Breadcrumbs

Charity leaders pessimistic about sector's economic outlook, NCVO survey finds

By David Ainsworth, Third Sector Online, 26 June 2012

Sir Stuart Etherington

Sir Stuart Etherington

Chief executive Sir Stuart Etherington says sector will reach breaking point if the gulf between demand and resource continues to widen

Ninety-four per cent of charity leaders expect the economic outlook for the voluntary sector to get worse in the next 12 months, with none expecting an improvement and the remainder expecting no change, according to a new survey by the National Council for Voluntary Organisations.

The quarterly NCVO Charity Forecast, which got 85 responses from its membership, says that 59 per cent of charity leaders who responded expect the financial situation of their own organisations to get worse, with only 13 per cent expecting an improvement.

Sixty-one per cent believe the situation has got worse in the past six months; 22 per cent believe their situation has improved.

Nevertheless, 32 per cent of organisations say they plan to increase staff numbers, compared with only 19 per cent who plan to make staffing cuts. Thirty-four per cent intend to increase the services they provide; 16 per cent intend to decrease them.

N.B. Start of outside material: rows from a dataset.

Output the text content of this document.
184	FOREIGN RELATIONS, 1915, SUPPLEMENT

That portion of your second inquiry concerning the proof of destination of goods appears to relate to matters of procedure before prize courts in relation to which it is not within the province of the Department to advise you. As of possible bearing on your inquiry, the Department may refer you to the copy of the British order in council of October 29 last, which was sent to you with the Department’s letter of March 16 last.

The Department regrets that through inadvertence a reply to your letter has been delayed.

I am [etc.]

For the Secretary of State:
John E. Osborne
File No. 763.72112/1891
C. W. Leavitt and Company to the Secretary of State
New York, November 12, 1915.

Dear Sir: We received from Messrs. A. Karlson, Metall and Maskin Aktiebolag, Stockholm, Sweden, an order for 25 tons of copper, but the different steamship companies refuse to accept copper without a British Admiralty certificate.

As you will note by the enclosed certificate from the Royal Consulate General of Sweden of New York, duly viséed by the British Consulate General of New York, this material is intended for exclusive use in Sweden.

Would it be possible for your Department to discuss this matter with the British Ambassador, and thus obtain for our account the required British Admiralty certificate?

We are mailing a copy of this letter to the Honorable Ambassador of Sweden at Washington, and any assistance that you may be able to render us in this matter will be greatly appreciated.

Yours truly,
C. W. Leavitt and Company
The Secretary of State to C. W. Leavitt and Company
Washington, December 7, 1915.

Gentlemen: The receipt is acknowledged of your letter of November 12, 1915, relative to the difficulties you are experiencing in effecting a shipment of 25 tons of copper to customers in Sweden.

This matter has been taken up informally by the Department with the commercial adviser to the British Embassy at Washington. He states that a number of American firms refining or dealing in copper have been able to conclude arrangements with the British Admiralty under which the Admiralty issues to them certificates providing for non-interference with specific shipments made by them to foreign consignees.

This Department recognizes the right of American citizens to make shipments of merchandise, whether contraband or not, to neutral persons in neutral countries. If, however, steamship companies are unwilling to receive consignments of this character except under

The NCVO’s forecast says that net confidence in the economic outlook for the voluntary sector – which subtracts the proportion that are expecting the situation to worsen from those that expect it to improve – is at -94 per cent. Net confidence has fluctuated between -88 per cent and -98 per cent for the past two years, it says.

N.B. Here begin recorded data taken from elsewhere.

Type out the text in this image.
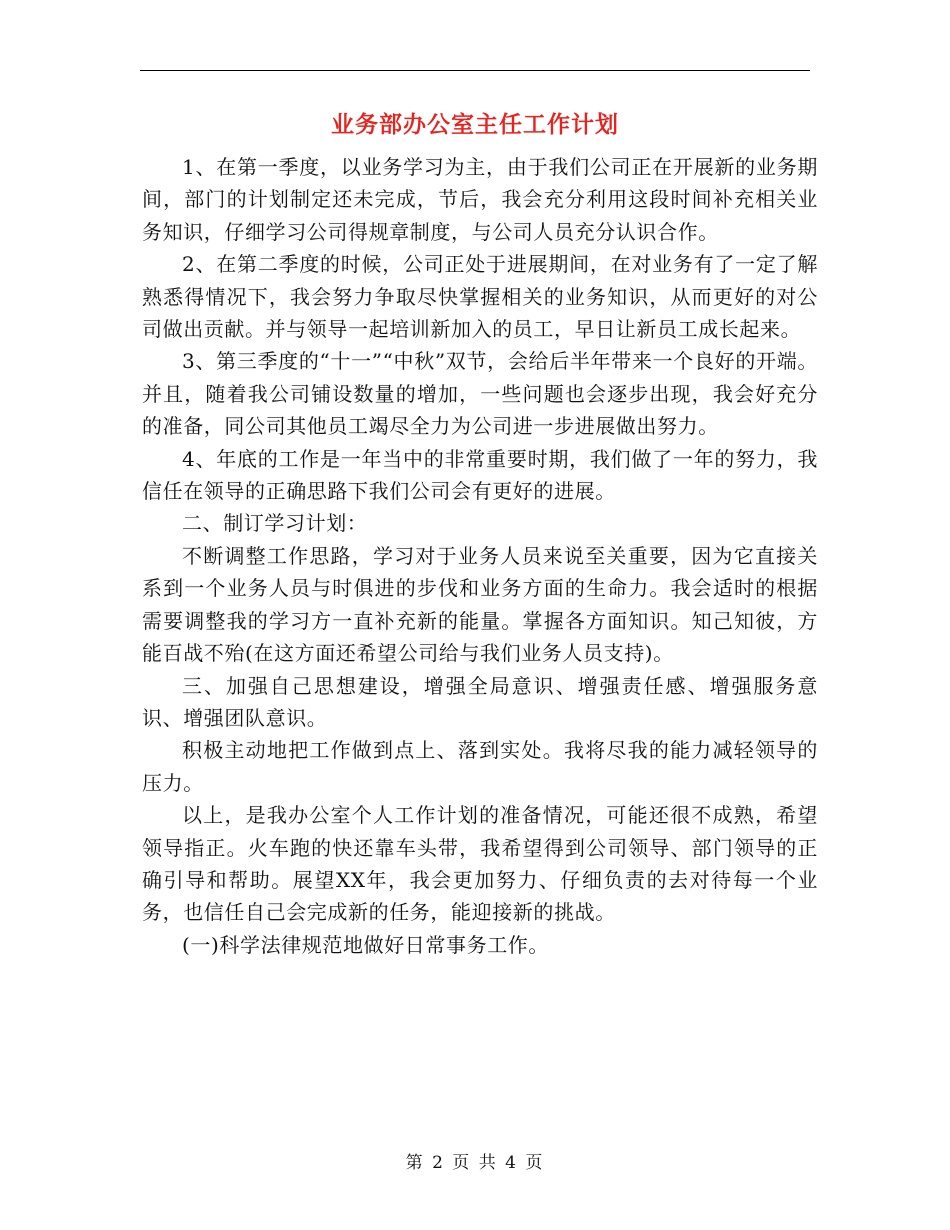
业务部办公室主任工作计划

1、在第一季度，以业务学习为主，由于我们公司正在开展新的业务期间，部门的计划制定还未完成，节后，我会充分利用这段时间补充相关业务知识，仔细学习公司得规章制度，与公司人员充分认识合作。

2、在第二季度的时候，公司正处于进展期间，在对业务有了一定了解熟悉得情况下，我会努力争取尽快掌握相关的业务知识，从而更好的对公司做出贡献。并与领导一起培训新加入的员工，早日让新员工成长起来。

3、第三季度的“十一”“中秋”双节，会给后半年带来一个良好的开端。并且，随着我公司铺设数量的增加，一些问题也会逐步出现，我会好充分的准备，同公司其他员工竭尽全力为公司进一步进展做出努力。

4、年底的工作是一年当中的非常重要时期，我们做了一年的努力，我信任在领导的正确思路下我们公司会有更好的进展。

二、制订学习计划：

不断调整工作思路，学习对于业务人员来说至关重要，因为它直接关系到一个业务人员与时俱进的步伐和业务方面的生命力。我会适时的根据需要调整我的学习方一直补充新的能量。掌握各方面知识。知己知彼，方能百战不殆(在这方面还希望公司给与我们业务人员支持)。

三、加强自己思想建设，增强全局意识、增强责任感、增强服务意识、增强团队意识。

积极主动地把工作做到点上、落到实处。我将尽我的能力减轻领导的压力。

以上，是我办公室个人工作计划的准备情况，可能还很不成熟，希望领导指正。火车跑的快还靠车头带，我希望得到公司领导、部门领导的正确引导和帮助。展望XX年，我会更加努力、仔细负责的去对待每一个业务，也信任自己会完成新的任务，能迎接新的挑战。

(一)科学法律规范地做好日常事务工作。

第 2 页 共 4 页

"There has been a big fall [from the previous quarter] in the number of charity leaders expecting the financial situation of their organisation to improve over the coming 12 months, down to 13 per cent from 22 per cent," the forecast says.

Sir Stuart Etherington, chief executive of the NCVO, said: 'The charity sector has always done its best to put the people it supports first when faced with economic challenges, but there's a very real and present danger that it will reach breaking point if the gulf between demand and resource continues to widen.

"The sector is already doing a lot more with much less, and something has got to give eventually."